The Interplay between Stroke Severity, Antiplatelet Use, and Aspirin Resistance in Ischemic Stroke


Agayeva N., TOPÇUOĞLU M. A., ARSAVA E. M.

JOURNAL OF STROKE & CEREBROVASCULAR DISEASES, cilt.25, sa.2, ss.397-403, 2016 (SCI-Expanded) identifier identifier identifier

  • Yayın Türü: Makale / Tam Makale
  • Cilt numarası: 25 Sayı: 2
  • Basım Tarihi: 2016
  • Doi Numarası: 10.1016/j.jstrokecerebrovasdis.2015.10.011
  • Dergi Adı: JOURNAL OF STROKE & CEREBROVASCULAR DISEASES
  • Derginin Tarandığı İndeksler: Science Citation Index Expanded (SCI-EXPANDED), Scopus
  • Sayfa Sayıları: ss.397-403
  • Anahtar Kelimeler: Ischemic stroke, aspirin resistance, antiplatelet, lesion volume, DWI, ATRIAL-FIBRILLATION, INFARCT VOLUME, ACE-INHIBITORS, OUTCOMES, ANTICOAGULATION, ASSOCIATION, REGISTRY, THERAPY, STATINS, AGENTS
  • Hacettepe Üniversitesi Adresli: Evet

Özet

Background: The issue of whether prior antiplatelet use favorably affects stroke severity is currently unresolved.
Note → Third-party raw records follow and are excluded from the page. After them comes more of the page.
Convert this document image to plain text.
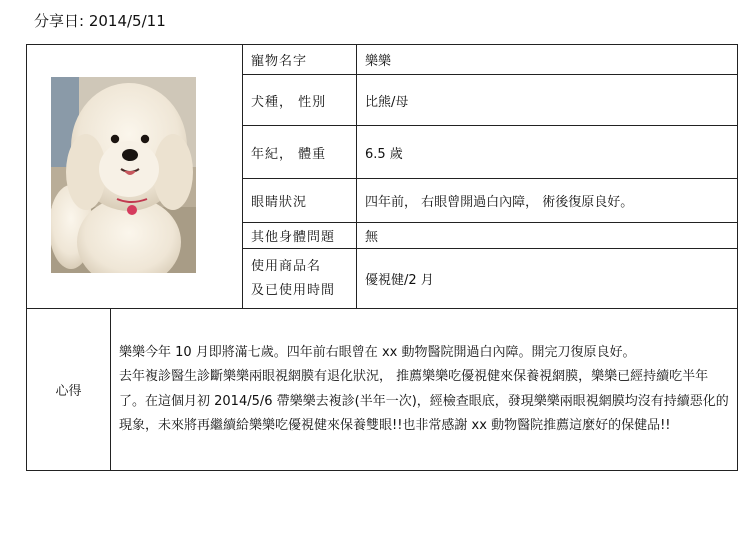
分享日: 2014/5/11
	寵物名字	樂樂
		犬種， 性別	比熊/母
		年紀， 體重	6.5 歲
		眼睛狀況	四年前， 右眼曾開過白內障， 術後復原良好。
		其他身體問題	無

		使用商品名
及已使用時間	優視健/2 月
心得	樂樂今年 10 月即將滿七歲。四年前右眼曾在 xx 動物醫院開過白內障。開完刀復原良好。

去年複診醫生診斷樂樂兩眼視網膜有退化狀況， 推薦樂樂吃優視健來保養視網膜，樂樂已經持續吃半年了。在這個月初 2014/5/6 帶樂樂去複診(半年一次)，經檢查眼底，發現樂樂兩眼視網膜均沒有持續惡化的現象，未來將再繼續給樂樂吃優視健來保養雙眼!!也非常感謝 xx 動物醫院推薦這麼好的保健品!!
In this study, we evaluated the effect of antiplatelet use on clinical stroke severity and ischemic lesion volume, and assessed the confounding effect of laboratory-defined aspirin resistance on this relationship. Methods: Admission National Institutes of Health Stroke Scale (NIHSS) score, ischemic lesion volumes on diffusion-weighted imaging (DWI), and in vitro aspirin resistance, in addition to other pertinent stroke features, were determined in a series of ischemic stroke patients. Univariate and multivariate analyses were performed to compare clinical and imaging markers of stroke severity among patients with and without prior antiplatelet use, taking into consideration the presence or absence of aspirin resistance. Results: Antiplatelet users experienced more severe strokes, per NIHSS score, in comparison to antiplatelet-naive patients (P = .007). No significant difference was observed with respect to admission DWI lesion volume. When analyses were repeated after adjustment for stroke subtype and other confounders, no association was observed between antiplatelet use and stroke severity. On the other hand, NIHSS scores were significantly higher in aspirin-unresponsive patients than in both aspirin responders (P = .049) and aspirin nonusers (P = .005). Conclusion: We were unable to demonstrate a substantial positive influence of prestroke antiplatelet usage on stroke severity. Although the presence of more severe strokes among patients with laboratory resistance suggests a protective influence of aspirin sensitivity on stroke severity, the hypothesis could not be validated as no difference was observed among aspirin-naive and aspirin-sensitive patients with respect to admission NIHSS score or DWI lesion volume.